Background: Recent studies have highlighted the possible influence of chemokines and cytokines on several types of pulmonary arterial hypertension (PAH). Increasing interest has also been focussed on their role as a cause of post-cardiopulmonary bypass (CPB) organ dysfunction. Hypothesis: Chemokines and cytokines are involved in the pathobiology of rheumatic PAH. Methods: Serum levels of the chemokine, regulated upon activation, normal T-cell expressed and secreted (RANTES) and the cytokine interleukin-6 (IL-6) were measured by enzyme-linked immunosorbent assay (ELISA) in 35 patients with rheumatic mitral valve disease and 10 matched healthy subjects (control group). Eleven patients (31.4%) had severe pulmonary hypertension. Subsequently, 23 patients underwent mitral valve replacement. The relation of RANTES and IL-6 circulating level with postoperative organ dysfunction was analysed through multiple organ dysfunction score (MODS). Results: Patients with severe PAH have a significantly higher mean serum level of RANTES compared with other patients (6138.6 ± 3543.8 pg/ml vs 1818.2 ± 475.2 pg/ml, p = 0.0003). The serum level of IL-6 in the patients was statistically different from that of the control (378 ± 50.8 pg/ml vs 262 ± 90.5 pg/ml, respectively, p = 0.002).
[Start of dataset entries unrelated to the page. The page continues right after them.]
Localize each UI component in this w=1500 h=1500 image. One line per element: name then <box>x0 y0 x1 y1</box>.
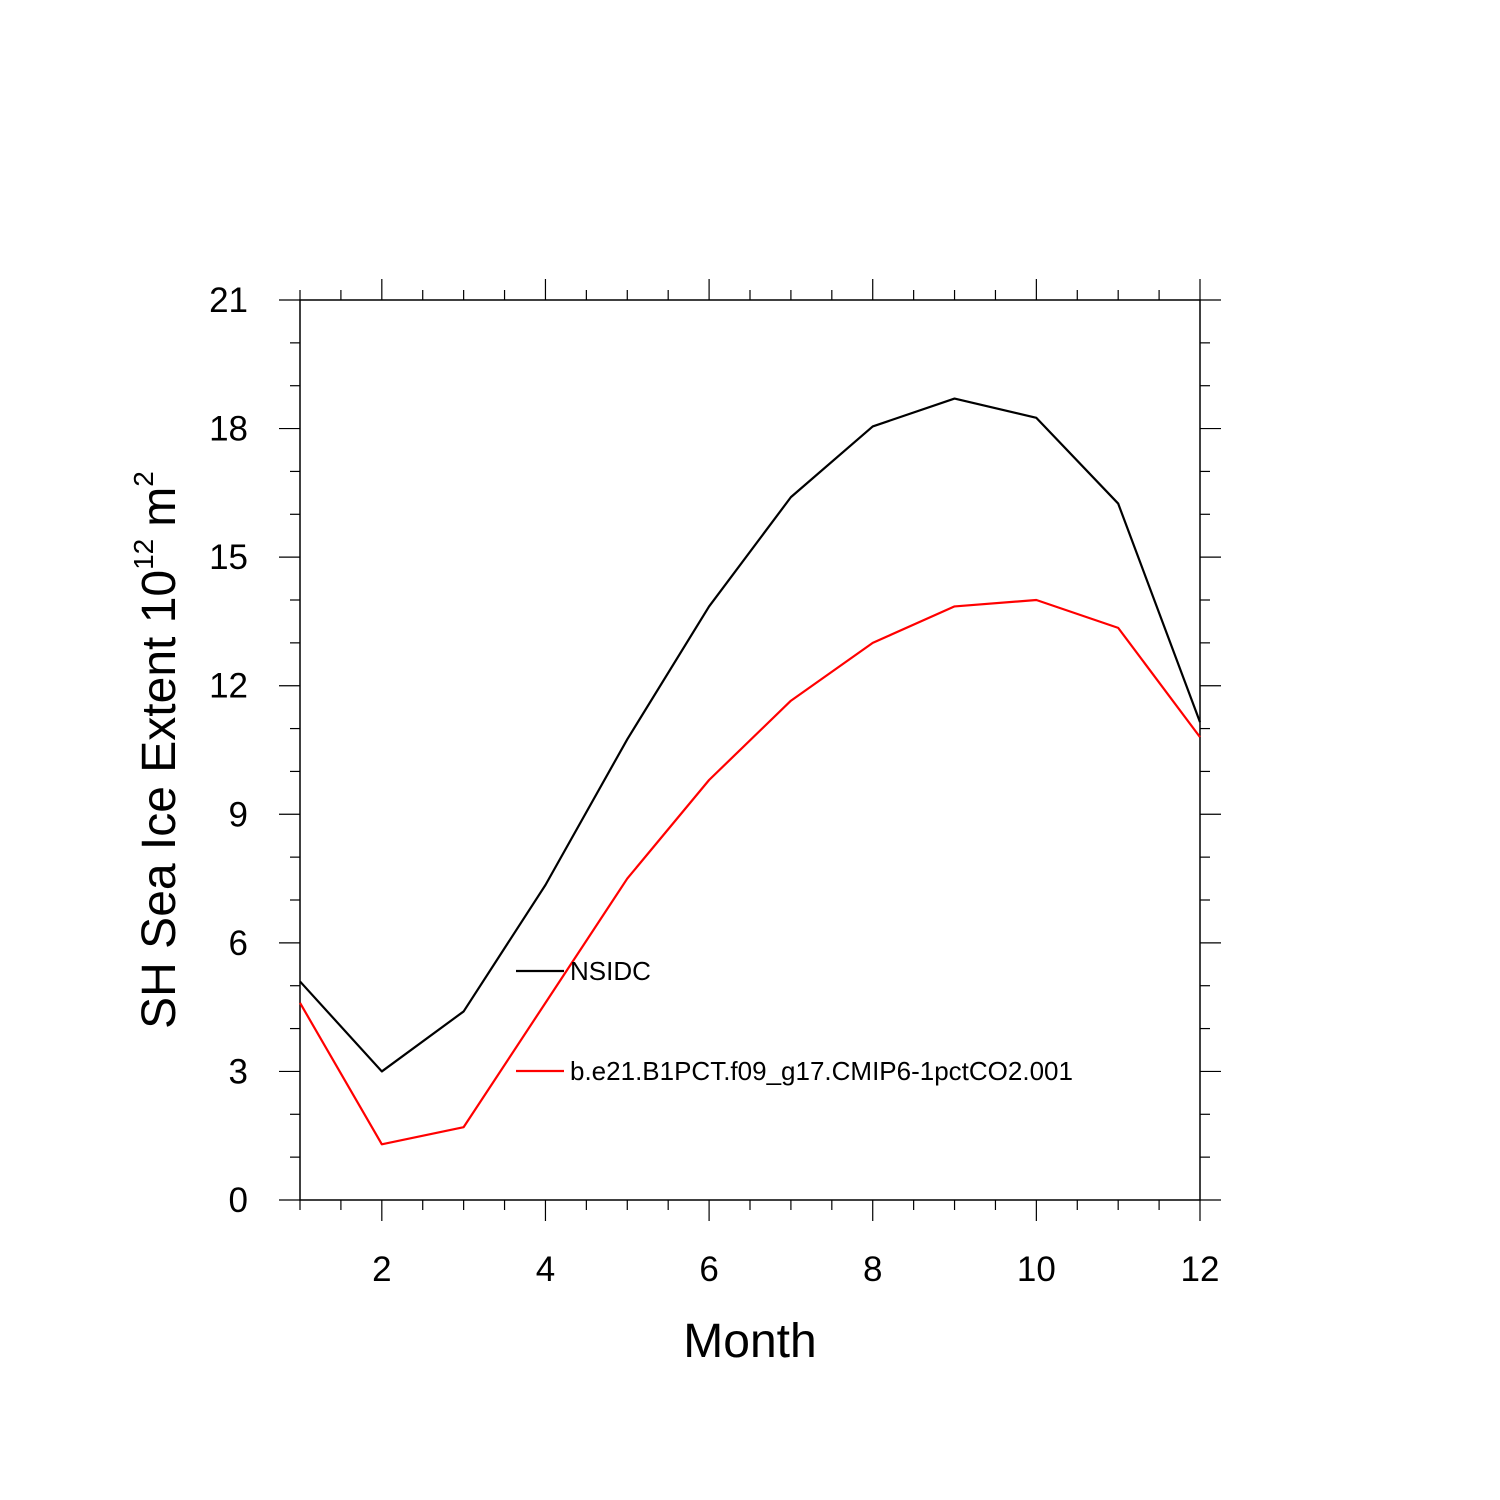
x-tick-label: 2 <box>372 1250 391 1289</box>
y-tick-label: 12 <box>209 667 248 706</box>
tick-labels: 2 4 6 8 10 12 0 3 6 9 12 15 18 21 <box>209 281 1219 1289</box>
x-tick-label: 10 <box>1017 1250 1056 1289</box>
y-axis-title-unit: m <box>133 487 186 527</box>
x-tick-label: 6 <box>699 1250 718 1289</box>
y-tick-label: 3 <box>229 1052 248 1091</box>
y-tick-label: 15 <box>209 538 248 577</box>
y-axis-title: SH Sea Ice Extent 1012 m2 <box>128 471 186 1029</box>
x-tick-label: 12 <box>1181 1250 1220 1289</box>
legend-label-1: NSIDC <box>570 956 651 986</box>
x-axis-title: Month <box>683 1315 816 1368</box>
y-axis-title-exponent: 12 <box>128 539 159 570</box>
y-tick-label: 6 <box>229 924 248 963</box>
y-tick-label: 0 <box>229 1181 248 1220</box>
legend-label-2: b.e21.B1PCT.f09_g17.CMIP6-1pctCO2.001 <box>570 1056 1073 1086</box>
series-line-1 <box>299 397 1202 1073</box>
axis-ticks <box>279 279 1221 1221</box>
x-tick-label: 8 <box>863 1250 882 1289</box>
series-line-2 <box>299 598 1201 1146</box>
y-tick-label: 21 <box>209 281 248 320</box>
y-axis-title-main: SH Sea Ice Extent 10 <box>133 570 186 1029</box>
y-tick-label: 18 <box>209 410 248 449</box>
y-axis-title-unit-exponent: 2 <box>128 471 159 487</box>
x-tick-label: 4 <box>536 1250 555 1289</box>
series-lines <box>299 397 1202 1146</box>
legend: NSIDC b.e21.B1PCT.f09_g17.CMIP6-1pctCO2.0… <box>516 956 1073 1086</box>
y-tick-label: 9 <box>229 795 248 834</box>
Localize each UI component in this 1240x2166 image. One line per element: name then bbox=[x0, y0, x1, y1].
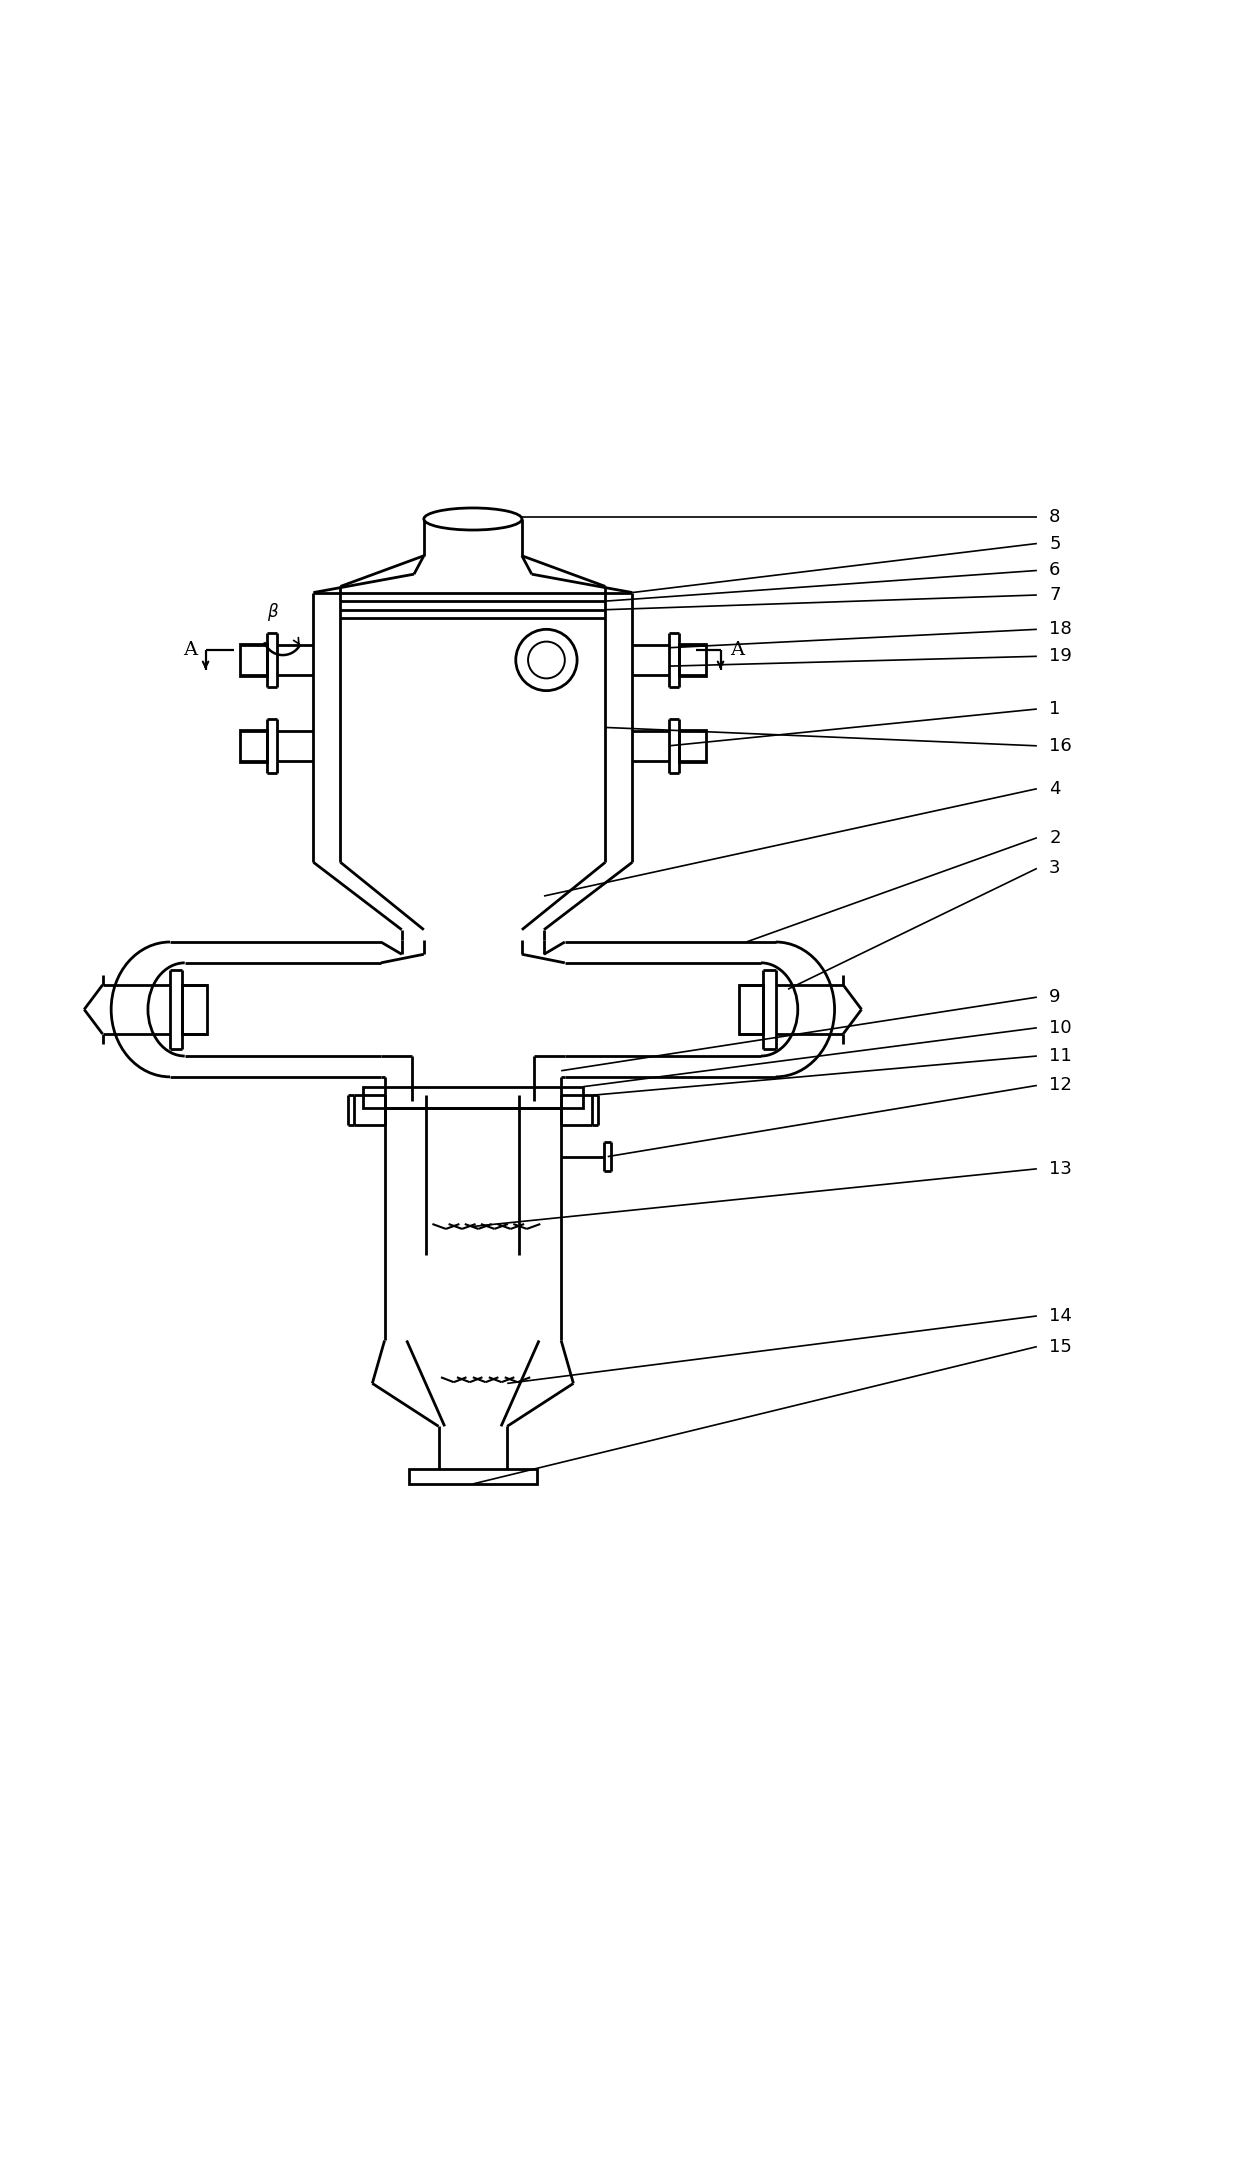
Text: 9: 9 bbox=[1049, 988, 1060, 1007]
Bar bbox=[362, 1087, 583, 1107]
Text: 11: 11 bbox=[1049, 1046, 1071, 1066]
Bar bbox=[409, 1469, 537, 1484]
Bar bbox=[678, 643, 706, 676]
Text: 13: 13 bbox=[1049, 1159, 1073, 1178]
Bar bbox=[739, 986, 764, 1033]
Text: 2: 2 bbox=[1049, 830, 1060, 847]
Bar bbox=[678, 730, 706, 762]
Text: 18: 18 bbox=[1049, 619, 1071, 639]
Bar bbox=[239, 643, 267, 676]
Text: A: A bbox=[730, 641, 744, 658]
Text: 4: 4 bbox=[1049, 780, 1060, 797]
Bar bbox=[239, 730, 267, 762]
Text: $\beta$: $\beta$ bbox=[267, 602, 279, 624]
Bar bbox=[182, 986, 207, 1033]
Text: A: A bbox=[182, 641, 197, 658]
Text: 8: 8 bbox=[1049, 507, 1060, 526]
Text: 19: 19 bbox=[1049, 648, 1073, 665]
Text: 3: 3 bbox=[1049, 860, 1060, 877]
Text: 6: 6 bbox=[1049, 561, 1060, 580]
Text: 14: 14 bbox=[1049, 1306, 1073, 1326]
Text: 7: 7 bbox=[1049, 587, 1060, 604]
Text: 15: 15 bbox=[1049, 1339, 1073, 1356]
Text: 1: 1 bbox=[1049, 700, 1060, 719]
Text: 5: 5 bbox=[1049, 535, 1060, 552]
Text: 10: 10 bbox=[1049, 1018, 1071, 1038]
Text: 12: 12 bbox=[1049, 1077, 1073, 1094]
Text: 16: 16 bbox=[1049, 736, 1071, 754]
Ellipse shape bbox=[424, 509, 522, 531]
Patients who required postoperative inotropes had higher preoperative and post-CPB levels of both RANTES and IL-6. While patients with postoperative lung dysfunction had higher levels of IL-6 preoperatively and post-CPB and lower levels of RANTES post-CPB. Conclusions: RANTES and IL-6 should be investigated as potential therapeutic targets in the control of rheumatic PAH. Improved understanding of the contribution of RANTES and IL-6 to adverse postoperative complications can lead to improved patient outcome.